Huyo.
Intento ser otra poesía que escribe versos marcados por las cicatrices de un
papel roto. Me río. Y estallan en mi pecho terribles carcajadas.
El coche está abajo y me espera aparcado. Es la
absurda imagen de un medio que jamás justificará mi fin: huir de todo. Huir de
ti.
Estoy lejos de sentirme viva o de sentir el atisbo de
cualquier sentimiento. Me voy a ninguna parte. Porque, al final, siempre eres
tú el que está ahí aunque yo quiera irme. Y no aguanto el perder todo. Tampoco
el perderte. Acabaré tropezando veintiséis veces con la misma piedra solo
porque al final también yo soy de las que se enamoran de sus errores. Y no, no
estoy hablando de ti.
Resumiré mi historia: equivocarme y hundirme en más
mares de los que me atrevo a contar para después salir a flote y quedarme
boqueando en la orilla, esperando a que otra ola vuelva arrastrarme mar
adentro.
Así que, por todas esas noches ahogada, he decidido
coleccionar también tus atardeceres. Ésos que se que se esconden cada tarde en
mi clavícula y juegan a dibujar sombras en mi espalda danzando entre escondite
y escondite con un puñado de sueños rotos.

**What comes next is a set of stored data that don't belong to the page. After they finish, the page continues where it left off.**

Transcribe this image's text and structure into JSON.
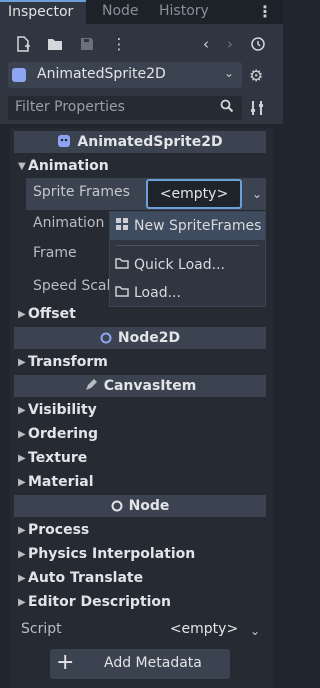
{
  "tabs": [
    {
      "label": "Inspector",
      "active": true
    },
    {
      "label": "Node",
      "active": false
    },
    {
      "label": "History",
      "active": false
    }
  ],
  "toolbar": {
    "icons": [
      "new-resource-icon",
      "open-folder-icon",
      "save-icon",
      "more-menu-icon",
      "back-icon",
      "forward-icon",
      "history-icon"
    ]
  },
  "object": {
    "name": "AnimatedSprite2D",
    "icon": "animated-sprite-icon"
  },
  "filter": {
    "placeholder": "Filter Properties",
    "value": ""
  },
  "inspector": {
    "class_title": "AnimatedSprite2D",
    "animation_section": "Animation",
    "sprite_frames_label": "Sprite Frames",
    "sprite_frames_value": "<empty>",
    "animation_label": "Animation",
    "frame_label": "Frame",
    "speed_scale_label": "Speed Scale",
    "offset_section": "Offset",
    "node2d_title": "Node2D",
    "transform_section": "Transform",
    "canvasitem_title": "CanvasItem",
    "visibility_section": "Visibility",
    "ordering_section": "Ordering",
    "texture_section": "Texture",
    "material_section": "Material",
    "node_title": "Node",
    "process_section": "Process",
    "physics_section": "Physics Interpolation",
    "auto_translate_section": "Auto Translate",
    "editor_desc_section": "Editor Description",
    "script_label": "Script",
    "script_value": "<empty>",
    "add_metadata": "Add Metadata"
  },
  "dropdown": {
    "items": [
      {
        "label": "New SpriteFrames",
        "icon": "sprite-frames-icon",
        "highlighted": true
      },
      {
        "label": "Quick Load...",
        "icon": "folder-icon",
        "highlighted": false
      },
      {
        "label": "Load...",
        "icon": "folder-icon",
        "highlighted": false
      }
    ]
  },
  "colors": {
    "accent": "#6d9fd8",
    "panel_bg": "#262b33",
    "header_bg": "#3b4250"
  }
}
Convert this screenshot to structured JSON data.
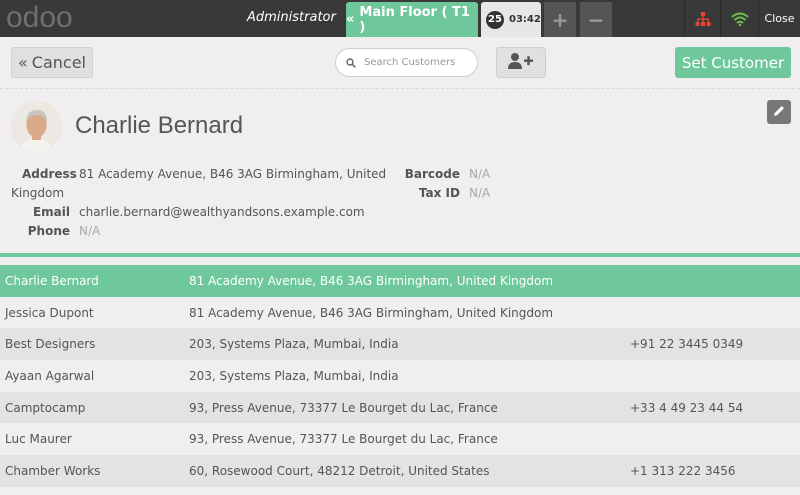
{
  "topbar": {
    "logo": "odoo",
    "username": "Administrator",
    "floor_label": "Main Floor ( T1 )",
    "order_number": "25",
    "order_time": "03:42",
    "plus_label": "+",
    "minus_label": "−",
    "close_label": "Close",
    "network_color": "#e8432e",
    "wifi_color": "#6cc24a"
  },
  "toolbar": {
    "cancel_label": "Cancel",
    "search_placeholder": "Search Customers",
    "set_customer_label": "Set Customer"
  },
  "customer_detail": {
    "name": "Charlie Bernard",
    "address_label": "Address",
    "address_line1": "81 Academy Avenue, B46 3AG Birmingham, United",
    "address_line2": "Kingdom",
    "email_label": "Email",
    "email": "charlie.bernard@wealthyandsons.example.com",
    "phone_label": "Phone",
    "phone": "N/A",
    "barcode_label": "Barcode",
    "barcode": "N/A",
    "taxid_label": "Tax ID",
    "taxid": "N/A"
  },
  "customers": [
    {
      "name": "Charlie Bernard",
      "address": "81 Academy Avenue, B46 3AG Birmingham, United Kingdom",
      "phone": ""
    },
    {
      "name": "Jessica Dupont",
      "address": "81 Academy Avenue, B46 3AG Birmingham, United Kingdom",
      "phone": ""
    },
    {
      "name": "Best Designers",
      "address": "203, Systems Plaza, Mumbai, India",
      "phone": "+91 22 3445 0349"
    },
    {
      "name": "Ayaan Agarwal",
      "address": "203, Systems Plaza, Mumbai, India",
      "phone": ""
    },
    {
      "name": "Camptocamp",
      "address": "93, Press Avenue, 73377 Le Bourget du Lac, France",
      "phone": "+33 4 49 23 44 54"
    },
    {
      "name": "Luc Maurer",
      "address": "93, Press Avenue, 73377 Le Bourget du Lac, France",
      "phone": ""
    },
    {
      "name": "Chamber Works",
      "address": "60, Rosewood Court, 48212 Detroit, United States",
      "phone": "+1 313 222 3456"
    }
  ],
  "colors": {
    "accent": "#6ec89b",
    "topbar": "#393939"
  }
}
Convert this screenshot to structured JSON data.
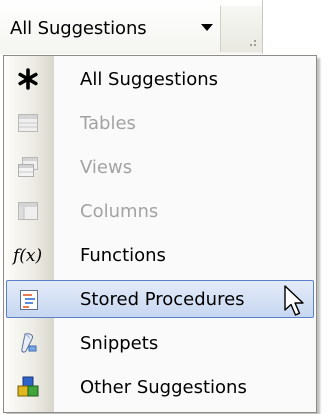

Las palabras de esos sueños se deslizan silenciosas en
mi cáscara de nuez atrapando inviernos en mi desgastada mochila. Y no quiero
seguir así: fuera.
Fuera de mí misma y de todos los ecos que susurran tu
nombre. Sin verle el ritmo ni el color a este abril. Perdiéndome entre millones
de nubes que se amontonan en la entrada de mi armario mientras tengo dos cajones
llenos de un desorden que solo habla de ti. Quiero quemarnos. Quemar cada pedazo
y que el fuego humedezca las casillas revueltas de mi alma.
Desastre y nada más.
Destruirme con esa bala que guardabas en la recámara y
pensar que, tal vez, no era para mí, sino para matarte. Y así, matándote,
morirme contigo. Deja ya de bailar en círculos porque tus ojos mienten y eso, solo
lo sé yo.
Que no quiero seguir desgastando las suelas de mis
zapatos por ti.
Que ya no hablas de ese espejo que te hacía más libre
cuando besabas mi boca.
Que ha dejado de llamarse “amor” y ni siquiera tu sonrisa
puede calmar el huracán que me abraza cada noche.
Que has perdido hasta el viento al que gritabas.
Que no nos reconozco.
Que no nos reconozco.
Que sigo golpeando el suelo de un tren que ya ha
dejado atrás muchas estaciones. Que ya no veo esa estrella que decías que ibas
a bajar para protegerme del fantasma de mis pesadillas.
Que prefiero no pensar que te quiero así a pesar de
todo.
Que creo que me estoy haciendo mayor.
Que, a veces, me canso de seguir girando.
Que, aunque por dentro estallen mil bombas, la razón no es más fuerte que esa que me late en el pecho y que dice: “Sigue ahí.”